Christmas on a fridge - Months after fire, victims miss out on happy holidays

Published: Thursday | December 27, 2012 Comments 0
Fire victim Izada Dawkins. - Norman Grindley/Chief Photographer
Fire victim Izada Dawkins. - Norman Grindley/Chief Photographer

Nadisha Hunter, Staff Reporter

The traditional fruitcake, sorrel wine and family time during dinner are some of the things Izada Dawkins has always looked forward to at Christmas.

But with all that missing this week, she has been forced to reminisce on the happy moments of previous festive seasons.

Dawkins was among 60 persons left homeless after a massive fire destroyed their houses on Regent Street in downtown Kingston three months ago.

The fire wiped out an entire block comprising several residential dwellings and a few business establishments that transect Regent and Beeston streets and Chestnut Lane near the heavily commercialised area of western Kingston.

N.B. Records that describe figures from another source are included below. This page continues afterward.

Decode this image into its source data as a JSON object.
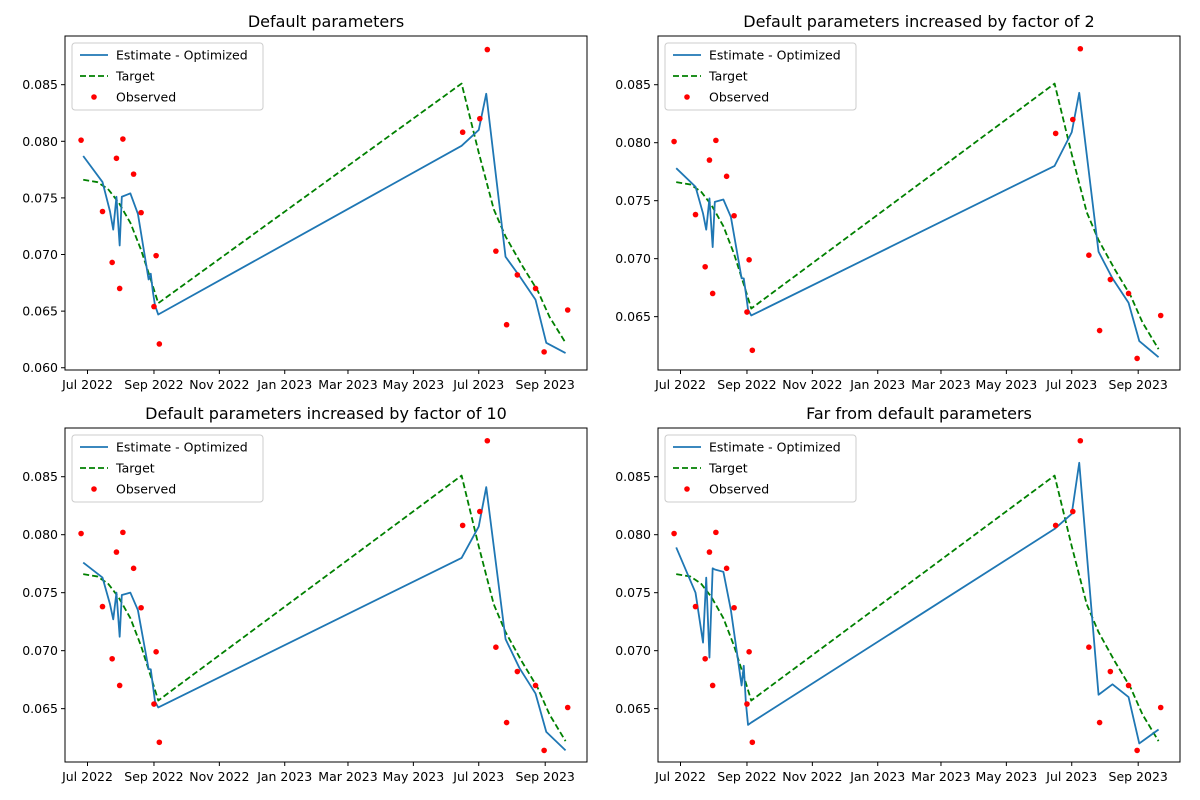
{
  "chart_data": [
    {
      "type": "line",
      "title": "Default parameters",
      "xlabel": "",
      "ylabel": "",
      "xlim": [
        "2022-06-10",
        "2023-10-10"
      ],
      "ylim": [
        0.0598,
        0.0893
      ],
      "yticks": [
        0.06,
        0.065,
        0.07,
        0.075,
        0.08,
        0.085
      ],
      "ytick_labels": [
        "0.060",
        "0.065",
        "0.070",
        "0.075",
        "0.080",
        "0.085"
      ],
      "xticks": [
        "2022-07-01",
        "2022-09-01",
        "2022-11-01",
        "2023-01-01",
        "2023-03-01",
        "2023-05-01",
        "2023-07-01",
        "2023-09-01"
      ],
      "xtick_labels": [
        "Jul 2022",
        "Sep 2022",
        "Nov 2022",
        "Jan 2023",
        "Mar 2023",
        "May 2023",
        "Jul 2023",
        "Sep 2023"
      ],
      "legend": {
        "placement": "top-left",
        "entries": [
          "Estimate - Optimized",
          "Target",
          "Observed"
        ]
      },
      "series": [
        {
          "name": "Estimate - Optimized",
          "style": "solid",
          "color": "#1f77b4",
          "x": [
            "2022-06-27",
            "2022-07-15",
            "2022-07-22",
            "2022-07-25",
            "2022-07-28",
            "2022-07-31",
            "2022-08-02",
            "2022-08-10",
            "2022-08-17",
            "2022-08-27",
            "2022-08-29",
            "2022-08-31",
            "2022-09-02",
            "2022-09-05",
            "2023-06-15",
            "2023-07-01",
            "2023-07-08",
            "2023-07-26",
            "2023-08-08",
            "2023-08-23",
            "2023-09-02",
            "2023-09-20"
          ],
          "y": [
            0.0787,
            0.0764,
            0.0738,
            0.0722,
            0.0751,
            0.0708,
            0.0751,
            0.0754,
            0.0736,
            0.0678,
            0.0683,
            0.0667,
            0.0655,
            0.0647,
            0.0796,
            0.081,
            0.0842,
            0.0698,
            0.0681,
            0.066,
            0.0622,
            0.0613
          ]
        },
        {
          "name": "Target",
          "style": "dashed",
          "color": "#008000",
          "x": [
            "2022-06-27",
            "2022-07-10",
            "2022-07-20",
            "2022-07-30",
            "2022-08-10",
            "2022-08-20",
            "2022-08-30",
            "2022-09-05",
            "2023-06-15",
            "2023-07-01",
            "2023-07-15",
            "2023-07-26",
            "2023-08-10",
            "2023-08-25",
            "2023-09-05",
            "2023-09-20"
          ],
          "y": [
            0.0766,
            0.0764,
            0.0758,
            0.0746,
            0.0728,
            0.0704,
            0.0675,
            0.0657,
            0.0851,
            0.079,
            0.074,
            0.0716,
            0.0691,
            0.0668,
            0.0645,
            0.0622
          ]
        },
        {
          "name": "Observed",
          "style": "scatter",
          "color": "#ff0000",
          "x": [
            "2022-06-25",
            "2022-07-15",
            "2022-07-24",
            "2022-07-28",
            "2022-07-31",
            "2022-08-03",
            "2022-08-13",
            "2022-08-20",
            "2022-09-01",
            "2022-09-03",
            "2022-09-06",
            "2023-06-16",
            "2023-07-02",
            "2023-07-09",
            "2023-07-17",
            "2023-07-27",
            "2023-08-06",
            "2023-08-23",
            "2023-08-31",
            "2023-09-22"
          ],
          "y": [
            0.0801,
            0.0738,
            0.0693,
            0.0785,
            0.067,
            0.0802,
            0.0771,
            0.0737,
            0.0654,
            0.0699,
            0.0621,
            0.0808,
            0.082,
            0.0881,
            0.0703,
            0.0638,
            0.0682,
            0.067,
            0.0614,
            0.0651
          ]
        }
      ]
    },
    {
      "type": "line",
      "title": "Default parameters increased by factor of 2",
      "xlabel": "",
      "ylabel": "",
      "xlim": [
        "2022-06-10",
        "2023-10-10"
      ],
      "ylim": [
        0.0604,
        0.0892
      ],
      "yticks": [
        0.065,
        0.07,
        0.075,
        0.08,
        0.085
      ],
      "ytick_labels": [
        "0.065",
        "0.070",
        "0.075",
        "0.080",
        "0.085"
      ],
      "xticks": [
        "2022-07-01",
        "2022-09-01",
        "2022-11-01",
        "2023-01-01",
        "2023-03-01",
        "2023-05-01",
        "2023-07-01",
        "2023-09-01"
      ],
      "xtick_labels": [
        "Jul 2022",
        "Sep 2022",
        "Nov 2022",
        "Jan 2023",
        "Mar 2023",
        "May 2023",
        "Jul 2023",
        "Sep 2023"
      ],
      "legend": {
        "placement": "top-left",
        "entries": [
          "Estimate - Optimized",
          "Target",
          "Observed"
        ]
      },
      "series": [
        {
          "name": "Estimate - Optimized",
          "style": "solid",
          "color": "#1f77b4",
          "x": [
            "2022-06-27",
            "2022-07-15",
            "2022-07-22",
            "2022-07-25",
            "2022-07-28",
            "2022-07-31",
            "2022-08-02",
            "2022-08-10",
            "2022-08-17",
            "2022-08-27",
            "2022-08-29",
            "2022-08-31",
            "2022-09-02",
            "2022-09-05",
            "2023-06-15",
            "2023-07-01",
            "2023-07-08",
            "2023-07-26",
            "2023-08-08",
            "2023-08-23",
            "2023-09-02",
            "2023-09-20"
          ],
          "y": [
            0.0778,
            0.0762,
            0.0739,
            0.0725,
            0.0752,
            0.071,
            0.0749,
            0.0751,
            0.0736,
            0.0683,
            0.0683,
            0.067,
            0.0656,
            0.0651,
            0.078,
            0.0809,
            0.0843,
            0.0706,
            0.0683,
            0.0662,
            0.0629,
            0.0615
          ]
        },
        {
          "name": "Target",
          "style": "dashed",
          "color": "#008000",
          "x": [
            "2022-06-27",
            "2022-07-10",
            "2022-07-20",
            "2022-07-30",
            "2022-08-10",
            "2022-08-20",
            "2022-08-30",
            "2022-09-05",
            "2023-06-15",
            "2023-07-01",
            "2023-07-15",
            "2023-07-26",
            "2023-08-10",
            "2023-08-25",
            "2023-09-05",
            "2023-09-20"
          ],
          "y": [
            0.0766,
            0.0764,
            0.0758,
            0.0746,
            0.0728,
            0.0704,
            0.0675,
            0.0657,
            0.0851,
            0.079,
            0.074,
            0.0716,
            0.0691,
            0.0668,
            0.0645,
            0.0622
          ]
        },
        {
          "name": "Observed",
          "style": "scatter",
          "color": "#ff0000",
          "x": [
            "2022-06-25",
            "2022-07-15",
            "2022-07-24",
            "2022-07-28",
            "2022-07-31",
            "2022-08-03",
            "2022-08-13",
            "2022-08-20",
            "2022-09-01",
            "2022-09-03",
            "2022-09-06",
            "2023-06-16",
            "2023-07-02",
            "2023-07-09",
            "2023-07-17",
            "2023-07-27",
            "2023-08-06",
            "2023-08-23",
            "2023-08-31",
            "2023-09-22"
          ],
          "y": [
            0.0801,
            0.0738,
            0.0693,
            0.0785,
            0.067,
            0.0802,
            0.0771,
            0.0737,
            0.0654,
            0.0699,
            0.0621,
            0.0808,
            0.082,
            0.0881,
            0.0703,
            0.0638,
            0.0682,
            0.067,
            0.0614,
            0.0651
          ]
        }
      ]
    },
    {
      "type": "line",
      "title": "Default parameters increased by factor of 10",
      "xlabel": "",
      "ylabel": "",
      "xlim": [
        "2022-06-10",
        "2023-10-10"
      ],
      "ylim": [
        0.0604,
        0.0892
      ],
      "yticks": [
        0.065,
        0.07,
        0.075,
        0.08,
        0.085
      ],
      "ytick_labels": [
        "0.065",
        "0.070",
        "0.075",
        "0.080",
        "0.085"
      ],
      "xticks": [
        "2022-07-01",
        "2022-09-01",
        "2022-11-01",
        "2023-01-01",
        "2023-03-01",
        "2023-05-01",
        "2023-07-01",
        "2023-09-01"
      ],
      "xtick_labels": [
        "Jul 2022",
        "Sep 2022",
        "Nov 2022",
        "Jan 2023",
        "Mar 2023",
        "May 2023",
        "Jul 2023",
        "Sep 2023"
      ],
      "legend": {
        "placement": "top-left",
        "entries": [
          "Estimate - Optimized",
          "Target",
          "Observed"
        ]
      },
      "series": [
        {
          "name": "Estimate - Optimized",
          "style": "solid",
          "color": "#1f77b4",
          "x": [
            "2022-06-27",
            "2022-07-15",
            "2022-07-22",
            "2022-07-25",
            "2022-07-28",
            "2022-07-31",
            "2022-08-02",
            "2022-08-10",
            "2022-08-17",
            "2022-08-27",
            "2022-08-29",
            "2022-08-31",
            "2022-09-02",
            "2022-09-05",
            "2023-06-15",
            "2023-07-01",
            "2023-07-08",
            "2023-07-26",
            "2023-08-08",
            "2023-08-23",
            "2023-09-02",
            "2023-09-20"
          ],
          "y": [
            0.0776,
            0.0763,
            0.074,
            0.0727,
            0.075,
            0.0712,
            0.0748,
            0.075,
            0.0735,
            0.0684,
            0.0684,
            0.067,
            0.0656,
            0.0651,
            0.078,
            0.0807,
            0.0841,
            0.071,
            0.0685,
            0.0663,
            0.063,
            0.0614
          ]
        },
        {
          "name": "Target",
          "style": "dashed",
          "color": "#008000",
          "x": [
            "2022-06-27",
            "2022-07-10",
            "2022-07-20",
            "2022-07-30",
            "2022-08-10",
            "2022-08-20",
            "2022-08-30",
            "2022-09-05",
            "2023-06-15",
            "2023-07-01",
            "2023-07-15",
            "2023-07-26",
            "2023-08-10",
            "2023-08-25",
            "2023-09-05",
            "2023-09-20"
          ],
          "y": [
            0.0766,
            0.0764,
            0.0758,
            0.0746,
            0.0728,
            0.0704,
            0.0675,
            0.0657,
            0.0851,
            0.079,
            0.074,
            0.0716,
            0.0691,
            0.0668,
            0.0645,
            0.0622
          ]
        },
        {
          "name": "Observed",
          "style": "scatter",
          "color": "#ff0000",
          "x": [
            "2022-06-25",
            "2022-07-15",
            "2022-07-24",
            "2022-07-28",
            "2022-07-31",
            "2022-08-03",
            "2022-08-13",
            "2022-08-20",
            "2022-09-01",
            "2022-09-03",
            "2022-09-06",
            "2023-06-16",
            "2023-07-02",
            "2023-07-09",
            "2023-07-17",
            "2023-07-27",
            "2023-08-06",
            "2023-08-23",
            "2023-08-31",
            "2023-09-22"
          ],
          "y": [
            0.0801,
            0.0738,
            0.0693,
            0.0785,
            0.067,
            0.0802,
            0.0771,
            0.0737,
            0.0654,
            0.0699,
            0.0621,
            0.0808,
            0.082,
            0.0881,
            0.0703,
            0.0638,
            0.0682,
            0.067,
            0.0614,
            0.0651
          ]
        }
      ]
    },
    {
      "type": "line",
      "title": "Far from default parameters",
      "xlabel": "",
      "ylabel": "",
      "xlim": [
        "2022-06-10",
        "2023-10-10"
      ],
      "ylim": [
        0.0604,
        0.0892
      ],
      "yticks": [
        0.065,
        0.07,
        0.075,
        0.08,
        0.085
      ],
      "ytick_labels": [
        "0.065",
        "0.070",
        "0.075",
        "0.080",
        "0.085"
      ],
      "xticks": [
        "2022-07-01",
        "2022-09-01",
        "2022-11-01",
        "2023-01-01",
        "2023-03-01",
        "2023-05-01",
        "2023-07-01",
        "2023-09-01"
      ],
      "xtick_labels": [
        "Jul 2022",
        "Sep 2022",
        "Nov 2022",
        "Jan 2023",
        "Mar 2023",
        "May 2023",
        "Jul 2023",
        "Sep 2023"
      ],
      "legend": {
        "placement": "top-left",
        "entries": [
          "Estimate - Optimized",
          "Target",
          "Observed"
        ]
      },
      "series": [
        {
          "name": "Estimate - Optimized",
          "style": "solid",
          "color": "#1f77b4",
          "x": [
            "2022-06-27",
            "2022-07-15",
            "2022-07-22",
            "2022-07-25",
            "2022-07-28",
            "2022-07-31",
            "2022-08-02",
            "2022-08-10",
            "2022-08-17",
            "2022-08-27",
            "2022-08-29",
            "2022-08-31",
            "2022-09-02",
            "2022-09-05",
            "2023-06-15",
            "2023-07-01",
            "2023-07-08",
            "2023-07-26",
            "2023-08-08",
            "2023-08-23",
            "2023-09-02",
            "2023-09-20"
          ],
          "y": [
            0.0789,
            0.075,
            0.0707,
            0.0763,
            0.0694,
            0.0771,
            0.077,
            0.0768,
            0.0735,
            0.067,
            0.0687,
            0.0655,
            0.0636,
            0.0638,
            0.0805,
            0.0818,
            0.0862,
            0.0662,
            0.0671,
            0.066,
            0.062,
            0.0632
          ]
        },
        {
          "name": "Target",
          "style": "dashed",
          "color": "#008000",
          "x": [
            "2022-06-27",
            "2022-07-10",
            "2022-07-20",
            "2022-07-30",
            "2022-08-10",
            "2022-08-20",
            "2022-08-30",
            "2022-09-05",
            "2023-06-15",
            "2023-07-01",
            "2023-07-15",
            "2023-07-26",
            "2023-08-10",
            "2023-08-25",
            "2023-09-05",
            "2023-09-20"
          ],
          "y": [
            0.0766,
            0.0764,
            0.0758,
            0.0746,
            0.0728,
            0.0704,
            0.0675,
            0.0657,
            0.0851,
            0.079,
            0.074,
            0.0716,
            0.0691,
            0.0668,
            0.0645,
            0.0622
          ]
        },
        {
          "name": "Observed",
          "style": "scatter",
          "color": "#ff0000",
          "x": [
            "2022-06-25",
            "2022-07-15",
            "2022-07-24",
            "2022-07-28",
            "2022-07-31",
            "2022-08-03",
            "2022-08-13",
            "2022-08-20",
            "2022-09-01",
            "2022-09-03",
            "2022-09-06",
            "2023-06-16",
            "2023-07-02",
            "2023-07-09",
            "2023-07-17",
            "2023-07-27",
            "2023-08-06",
            "2023-08-23",
            "2023-08-31",
            "2023-09-22"
          ],
          "y": [
            0.0801,
            0.0738,
            0.0693,
            0.0785,
            0.067,
            0.0802,
            0.0771,
            0.0737,
            0.0654,
            0.0699,
            0.0621,
            0.0808,
            0.082,
            0.0881,
            0.0703,
            0.0638,
            0.0682,
            0.067,
            0.0614,
            0.0651
          ]
        }
      ]
    }
  ]
}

The 63-year-old said she spent most of her time during the festive season lying on an old fridge in her yard, thinking back and sobbing over her dismal situation.

"Christmas is normally a lively time for me, so it is depressing to see how things work out this year. I am still trying to pick up the pieces but it is really rough," she lamented.

Dawkins added: "I lie on the piece a fridge and just think about it, I couldn't do anything else because I didn't have anything to make a good Christmas. I still don't even have a proper place to live much less money to buy things for Christmas."

The elderly woman said she has been seeking assistance from the public and government officials but, with all that failing, she is forced to set up a makeshift home which now houses her family of four, including her six-year-old granddaughter.

"All I could manage to do is board around a little room that was left and my friend give me a bed. My granddaughter keeps saying she is not comfortable but we don't have a choice, we just have to keep the faith because as long as there is life, there is hope," she argued.

As the new year gets closer, Dawkins said her wish is for her family to return to happiness in a comfortable home.

Dawkins is only one of many persons in the community who, after the fire, can only hang on to faith hoping that their situations will improve.

Michelle Whyte, 42, pleaded with the authorities to answer their call for help.

"We no get no help, is just the mercy of God helping us to pull through. This is the second time I am getting burned out and I lose all my belongings and so any little money I have, I have to use it to help put back my life on track, so I didn't have it to make any Christmas," she explained.

"After the incident, I was living in a shop and then now I get half of a room from my brother, so it not easy. It stress me when me flash back on how my Christmas used to be, but me nah make it stress me and kill me," she added.

It was similar for 48-year-old Michael Foote, who is forced to reside in the house which was destroyed with only a tarpaulin as his roof.